Latesha is a strong character in this book, she has worries like everyone else. She has to take care of her father who is disabled, she has college to worry about, bills and so much more, she when Peter enters her life that is just one more thing to worry about. But she is strong to get what she wants, and she wants to be with Peter so bad and make her father understand that Peter is a nice guy. 

Now Peter he is a dream. He wants Latesha and he will not just take no for an answer. I loved how he kept perusing Latesha even with her going back and forth with her decision. It was especially enjoyable to read how the past comes back to help out in a way that is beneficial to all. 
When both Latesha and Peter look as to what is in the inside of each other and not the color of their skin that is what makes this story magical.
The history that you read about the Underground Railroad in this book and it isn't a lot but it is enough to make you really appreciate what the people who helped those find the stations and help free the people who needed freedom. 

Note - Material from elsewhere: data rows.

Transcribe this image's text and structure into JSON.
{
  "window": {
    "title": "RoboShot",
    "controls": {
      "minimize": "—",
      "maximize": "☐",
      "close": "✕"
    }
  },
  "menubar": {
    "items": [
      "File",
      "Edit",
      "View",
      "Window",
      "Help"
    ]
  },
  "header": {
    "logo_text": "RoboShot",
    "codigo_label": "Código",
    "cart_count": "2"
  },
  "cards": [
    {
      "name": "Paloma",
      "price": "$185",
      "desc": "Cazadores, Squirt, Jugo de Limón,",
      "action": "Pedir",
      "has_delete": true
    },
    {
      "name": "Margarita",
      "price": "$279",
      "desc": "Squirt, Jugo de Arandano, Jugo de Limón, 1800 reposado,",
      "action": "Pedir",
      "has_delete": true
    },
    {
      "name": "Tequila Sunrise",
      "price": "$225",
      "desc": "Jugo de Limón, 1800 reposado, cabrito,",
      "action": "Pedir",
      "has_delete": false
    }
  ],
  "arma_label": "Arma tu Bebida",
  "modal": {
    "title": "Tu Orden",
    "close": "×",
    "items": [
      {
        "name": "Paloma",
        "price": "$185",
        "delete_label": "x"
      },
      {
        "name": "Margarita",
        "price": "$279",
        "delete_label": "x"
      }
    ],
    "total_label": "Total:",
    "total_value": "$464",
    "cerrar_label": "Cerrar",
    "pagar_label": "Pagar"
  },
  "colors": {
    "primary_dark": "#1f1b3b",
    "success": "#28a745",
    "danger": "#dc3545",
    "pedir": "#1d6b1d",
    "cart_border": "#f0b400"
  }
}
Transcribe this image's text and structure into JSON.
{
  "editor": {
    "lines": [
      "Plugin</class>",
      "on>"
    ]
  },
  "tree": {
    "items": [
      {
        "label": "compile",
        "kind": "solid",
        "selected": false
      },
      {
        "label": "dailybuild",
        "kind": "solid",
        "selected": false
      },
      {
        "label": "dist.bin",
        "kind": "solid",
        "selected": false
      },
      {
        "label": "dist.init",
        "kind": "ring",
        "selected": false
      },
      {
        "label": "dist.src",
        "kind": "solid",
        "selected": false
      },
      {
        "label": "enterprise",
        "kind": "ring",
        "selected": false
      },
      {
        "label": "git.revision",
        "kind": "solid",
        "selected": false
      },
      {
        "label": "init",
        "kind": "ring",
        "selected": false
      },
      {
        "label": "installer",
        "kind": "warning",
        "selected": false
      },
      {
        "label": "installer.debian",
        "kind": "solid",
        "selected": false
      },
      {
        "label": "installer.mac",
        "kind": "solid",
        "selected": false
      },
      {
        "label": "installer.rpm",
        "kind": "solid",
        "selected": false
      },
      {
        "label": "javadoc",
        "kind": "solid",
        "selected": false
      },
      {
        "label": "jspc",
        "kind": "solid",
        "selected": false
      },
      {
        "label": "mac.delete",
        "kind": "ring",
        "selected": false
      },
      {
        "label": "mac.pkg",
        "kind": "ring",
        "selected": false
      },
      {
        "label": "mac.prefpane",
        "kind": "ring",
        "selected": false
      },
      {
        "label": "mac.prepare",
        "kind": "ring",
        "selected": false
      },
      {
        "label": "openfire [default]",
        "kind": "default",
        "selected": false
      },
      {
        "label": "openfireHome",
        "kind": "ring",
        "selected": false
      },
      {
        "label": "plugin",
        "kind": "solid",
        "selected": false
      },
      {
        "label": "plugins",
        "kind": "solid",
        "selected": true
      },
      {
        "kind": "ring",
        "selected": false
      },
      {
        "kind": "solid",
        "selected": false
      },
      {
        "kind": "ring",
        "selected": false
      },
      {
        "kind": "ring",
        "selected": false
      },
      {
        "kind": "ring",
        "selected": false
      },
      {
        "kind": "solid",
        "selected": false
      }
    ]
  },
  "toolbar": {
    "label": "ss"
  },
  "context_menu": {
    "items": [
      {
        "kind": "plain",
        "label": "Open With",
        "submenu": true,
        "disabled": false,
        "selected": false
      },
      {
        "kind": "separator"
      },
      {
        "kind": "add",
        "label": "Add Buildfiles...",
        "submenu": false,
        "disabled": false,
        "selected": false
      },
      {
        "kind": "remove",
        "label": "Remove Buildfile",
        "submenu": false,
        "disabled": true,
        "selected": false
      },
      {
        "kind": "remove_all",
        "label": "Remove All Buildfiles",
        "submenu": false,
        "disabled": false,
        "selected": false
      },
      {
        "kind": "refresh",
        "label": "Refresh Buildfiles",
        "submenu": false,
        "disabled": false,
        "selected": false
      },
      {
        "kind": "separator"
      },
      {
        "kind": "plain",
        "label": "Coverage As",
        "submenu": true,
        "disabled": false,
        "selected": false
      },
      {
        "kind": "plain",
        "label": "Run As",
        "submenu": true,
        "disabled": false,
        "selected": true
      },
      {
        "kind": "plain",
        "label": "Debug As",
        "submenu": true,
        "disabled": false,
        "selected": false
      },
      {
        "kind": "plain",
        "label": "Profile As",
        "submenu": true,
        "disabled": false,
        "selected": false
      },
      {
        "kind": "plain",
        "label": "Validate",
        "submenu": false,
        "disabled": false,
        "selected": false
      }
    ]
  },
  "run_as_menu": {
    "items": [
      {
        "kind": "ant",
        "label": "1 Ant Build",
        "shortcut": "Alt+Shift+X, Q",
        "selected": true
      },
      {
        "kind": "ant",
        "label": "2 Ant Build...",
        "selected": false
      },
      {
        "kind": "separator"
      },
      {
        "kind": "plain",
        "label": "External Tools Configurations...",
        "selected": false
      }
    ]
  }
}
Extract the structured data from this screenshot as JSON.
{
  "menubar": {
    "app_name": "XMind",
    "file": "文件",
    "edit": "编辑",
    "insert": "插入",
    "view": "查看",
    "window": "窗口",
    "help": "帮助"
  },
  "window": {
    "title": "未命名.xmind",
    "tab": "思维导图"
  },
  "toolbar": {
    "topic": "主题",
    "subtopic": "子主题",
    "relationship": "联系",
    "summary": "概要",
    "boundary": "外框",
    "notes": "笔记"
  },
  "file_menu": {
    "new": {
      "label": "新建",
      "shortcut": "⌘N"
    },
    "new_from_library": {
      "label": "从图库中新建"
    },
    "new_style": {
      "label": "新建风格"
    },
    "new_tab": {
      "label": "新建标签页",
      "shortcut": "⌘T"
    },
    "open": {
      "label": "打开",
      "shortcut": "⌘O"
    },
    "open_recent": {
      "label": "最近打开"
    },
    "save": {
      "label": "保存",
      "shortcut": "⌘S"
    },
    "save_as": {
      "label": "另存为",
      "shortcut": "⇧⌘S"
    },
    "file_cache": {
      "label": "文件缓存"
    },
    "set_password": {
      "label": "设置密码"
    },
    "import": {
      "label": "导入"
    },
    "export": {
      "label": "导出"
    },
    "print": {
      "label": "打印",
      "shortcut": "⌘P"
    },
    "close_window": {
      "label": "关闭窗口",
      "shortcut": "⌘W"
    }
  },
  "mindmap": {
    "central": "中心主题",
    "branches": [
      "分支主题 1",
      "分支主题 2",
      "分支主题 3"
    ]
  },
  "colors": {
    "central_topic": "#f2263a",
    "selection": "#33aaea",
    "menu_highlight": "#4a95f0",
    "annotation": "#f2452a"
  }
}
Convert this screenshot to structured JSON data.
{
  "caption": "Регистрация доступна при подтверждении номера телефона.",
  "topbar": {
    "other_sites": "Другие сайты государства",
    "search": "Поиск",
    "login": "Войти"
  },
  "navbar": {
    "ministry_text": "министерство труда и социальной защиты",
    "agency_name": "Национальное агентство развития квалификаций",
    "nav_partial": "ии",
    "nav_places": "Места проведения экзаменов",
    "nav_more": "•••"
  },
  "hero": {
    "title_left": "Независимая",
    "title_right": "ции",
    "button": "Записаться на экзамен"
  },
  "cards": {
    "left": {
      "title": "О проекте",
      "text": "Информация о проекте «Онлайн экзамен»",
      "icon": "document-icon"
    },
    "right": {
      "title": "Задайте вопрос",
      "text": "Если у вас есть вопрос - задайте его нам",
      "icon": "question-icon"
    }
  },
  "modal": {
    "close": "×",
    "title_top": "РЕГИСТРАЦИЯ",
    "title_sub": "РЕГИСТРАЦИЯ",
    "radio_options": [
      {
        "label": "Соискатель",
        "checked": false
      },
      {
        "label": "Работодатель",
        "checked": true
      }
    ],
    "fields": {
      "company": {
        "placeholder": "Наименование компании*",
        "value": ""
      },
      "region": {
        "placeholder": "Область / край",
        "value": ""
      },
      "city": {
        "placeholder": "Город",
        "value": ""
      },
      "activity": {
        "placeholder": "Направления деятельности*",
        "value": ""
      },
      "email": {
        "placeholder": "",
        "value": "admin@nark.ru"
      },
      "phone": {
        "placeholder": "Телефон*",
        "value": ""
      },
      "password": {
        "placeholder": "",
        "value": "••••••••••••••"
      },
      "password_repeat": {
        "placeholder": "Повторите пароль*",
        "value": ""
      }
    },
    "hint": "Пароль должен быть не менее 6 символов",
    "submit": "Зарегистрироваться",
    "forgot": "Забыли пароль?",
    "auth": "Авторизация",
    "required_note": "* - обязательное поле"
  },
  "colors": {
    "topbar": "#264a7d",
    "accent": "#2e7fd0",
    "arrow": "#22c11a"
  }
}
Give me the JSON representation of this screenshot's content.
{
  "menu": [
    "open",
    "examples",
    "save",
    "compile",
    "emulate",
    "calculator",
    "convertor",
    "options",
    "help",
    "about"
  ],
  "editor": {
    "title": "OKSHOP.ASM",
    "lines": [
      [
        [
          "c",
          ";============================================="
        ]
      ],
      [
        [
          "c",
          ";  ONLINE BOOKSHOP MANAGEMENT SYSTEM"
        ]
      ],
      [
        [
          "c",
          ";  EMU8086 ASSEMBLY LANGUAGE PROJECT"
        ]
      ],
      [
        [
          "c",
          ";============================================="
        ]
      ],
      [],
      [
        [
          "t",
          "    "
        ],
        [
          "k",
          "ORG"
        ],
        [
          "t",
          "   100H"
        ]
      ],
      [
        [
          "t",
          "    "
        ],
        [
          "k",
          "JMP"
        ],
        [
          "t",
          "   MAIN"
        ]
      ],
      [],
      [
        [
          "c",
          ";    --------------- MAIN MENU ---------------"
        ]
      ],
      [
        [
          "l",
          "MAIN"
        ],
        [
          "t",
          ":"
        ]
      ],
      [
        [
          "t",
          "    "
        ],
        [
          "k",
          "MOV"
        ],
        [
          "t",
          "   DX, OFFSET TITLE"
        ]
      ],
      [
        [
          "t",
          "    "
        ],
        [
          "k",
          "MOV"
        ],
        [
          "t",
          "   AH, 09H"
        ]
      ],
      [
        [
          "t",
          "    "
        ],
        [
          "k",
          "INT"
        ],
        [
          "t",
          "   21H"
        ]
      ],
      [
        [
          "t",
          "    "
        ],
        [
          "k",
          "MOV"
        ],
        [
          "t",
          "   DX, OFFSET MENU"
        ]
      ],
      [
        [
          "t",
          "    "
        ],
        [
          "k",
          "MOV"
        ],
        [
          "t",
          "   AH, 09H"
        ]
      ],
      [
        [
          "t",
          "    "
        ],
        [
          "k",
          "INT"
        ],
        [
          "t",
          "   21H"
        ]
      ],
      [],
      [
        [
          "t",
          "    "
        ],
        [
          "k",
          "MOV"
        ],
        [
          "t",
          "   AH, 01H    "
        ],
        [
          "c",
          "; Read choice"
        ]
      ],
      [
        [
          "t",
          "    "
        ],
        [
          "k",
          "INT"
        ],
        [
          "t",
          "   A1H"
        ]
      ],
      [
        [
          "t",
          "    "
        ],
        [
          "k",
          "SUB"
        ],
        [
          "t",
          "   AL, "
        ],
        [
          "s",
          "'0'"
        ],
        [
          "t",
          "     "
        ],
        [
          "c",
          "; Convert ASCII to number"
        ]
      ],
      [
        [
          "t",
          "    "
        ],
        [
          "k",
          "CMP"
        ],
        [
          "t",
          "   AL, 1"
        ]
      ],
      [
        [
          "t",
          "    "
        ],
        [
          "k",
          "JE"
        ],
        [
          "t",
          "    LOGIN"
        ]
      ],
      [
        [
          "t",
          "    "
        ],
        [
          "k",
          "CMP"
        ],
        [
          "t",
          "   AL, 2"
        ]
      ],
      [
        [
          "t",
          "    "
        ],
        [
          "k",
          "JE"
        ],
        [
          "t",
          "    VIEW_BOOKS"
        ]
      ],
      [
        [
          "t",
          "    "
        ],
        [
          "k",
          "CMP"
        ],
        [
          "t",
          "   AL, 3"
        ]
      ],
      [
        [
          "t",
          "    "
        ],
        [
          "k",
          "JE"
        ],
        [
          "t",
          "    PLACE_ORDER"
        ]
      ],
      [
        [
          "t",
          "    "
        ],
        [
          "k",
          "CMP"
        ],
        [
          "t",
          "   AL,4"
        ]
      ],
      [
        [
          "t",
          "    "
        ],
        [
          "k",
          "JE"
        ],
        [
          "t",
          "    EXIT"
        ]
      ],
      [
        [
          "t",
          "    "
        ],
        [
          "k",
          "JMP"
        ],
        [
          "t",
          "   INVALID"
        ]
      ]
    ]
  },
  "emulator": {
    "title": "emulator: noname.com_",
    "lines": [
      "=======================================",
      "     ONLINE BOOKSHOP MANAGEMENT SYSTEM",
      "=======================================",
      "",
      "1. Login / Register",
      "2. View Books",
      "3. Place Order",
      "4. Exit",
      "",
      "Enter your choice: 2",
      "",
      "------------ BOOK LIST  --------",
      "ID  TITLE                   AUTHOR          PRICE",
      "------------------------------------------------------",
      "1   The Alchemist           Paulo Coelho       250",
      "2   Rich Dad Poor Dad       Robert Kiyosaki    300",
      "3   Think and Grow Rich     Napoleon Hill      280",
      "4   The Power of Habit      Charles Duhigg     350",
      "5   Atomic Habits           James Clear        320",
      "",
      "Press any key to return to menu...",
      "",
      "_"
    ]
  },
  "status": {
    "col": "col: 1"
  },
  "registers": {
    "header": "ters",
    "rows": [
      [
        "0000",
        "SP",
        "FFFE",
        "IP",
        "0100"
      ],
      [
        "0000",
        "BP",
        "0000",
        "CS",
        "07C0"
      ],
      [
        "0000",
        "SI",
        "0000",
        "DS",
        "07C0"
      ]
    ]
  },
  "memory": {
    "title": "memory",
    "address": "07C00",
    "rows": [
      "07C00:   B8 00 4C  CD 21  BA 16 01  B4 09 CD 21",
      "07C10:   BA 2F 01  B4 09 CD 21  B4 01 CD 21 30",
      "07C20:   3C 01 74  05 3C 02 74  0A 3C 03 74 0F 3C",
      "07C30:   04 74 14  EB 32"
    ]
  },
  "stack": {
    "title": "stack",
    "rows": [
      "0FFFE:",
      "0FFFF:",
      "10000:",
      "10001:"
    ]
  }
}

A very touching and powerful story set in Nova Scotia. One that if you enjoy I would say contemporary romance than this is a story you will want to read.  




Jim Power
All Jim's books, including those written under his pen name of Summer Newman, can be found at Amazon. They are all listed at Jim Power Book Store:https://www.facebook.com/jimpowerbooks
Link to Jim's Amazon profile page at:amazon.com/author/jimpower
Jim Power (1957- ) has been published internationally by 60 magazines and newspapers, including by the Smithsonian Institution, and by many of the top outdoors magazines in North America. He has a long history of publishing fiction, from dozens of short stories in New York magazines to seven novels in 2013/2014. He studied Honors English at Saint Mary's University and majored in Russian Literature at Dalhousie University before becoming a writer.
Jim's father was buried in a bitter wind on Christmas Eve, 1956, leaving behind two small children and a wife eight months pregnant with him. He grew up in the small fishing village of Shad Bay, Nova Scotia, Canada and decided to become a writer at fifteen after reading a book of short stories by Fyodor Dostoevsky. He said that experience shook his world. Later, when reading Jane Austen's Pride and Prejudice, he felt physically ill and was unable to sleep, so strongly did her prose infect him. His first recollection of being a writer was at age five. He distinctly remembers racing out of the woods behind his house and telling his mother that he had seen a tiger, and it had even chased him. She shook her head at the silly fib. Determined to make his story sound more plausible, he instantly noted that an accident in Shad Bay had been reported on the radio, and it stated that a circus caravan had been traveling through the village and a truck had gone off the road. It contained a tiger, which had escaped, but not before killing the driver.
"That was an early lesson," Jim said. "Writing is in essence the art of trying to make readers believe your fictional story is real. In time, when writing novels, I found that my characters actually became real to me. They literally began to exist as separate, functioning individuals. This is essential, I think, because if you don't believe they're real, how can you expect others to?"
Jim was also once a dedicated hitch-hiker, hitch-hiking tens of thousands of kilometres in his life, including trips across Canada and from Nova Scotia to New York City, where he wormed his way into the Big Apple and played softball in Harlem on a beautiful Sunday morning in autumn.
Jim has a long history of playing sports, including fastball, lacrosse and tennis, and he loves the outdoors.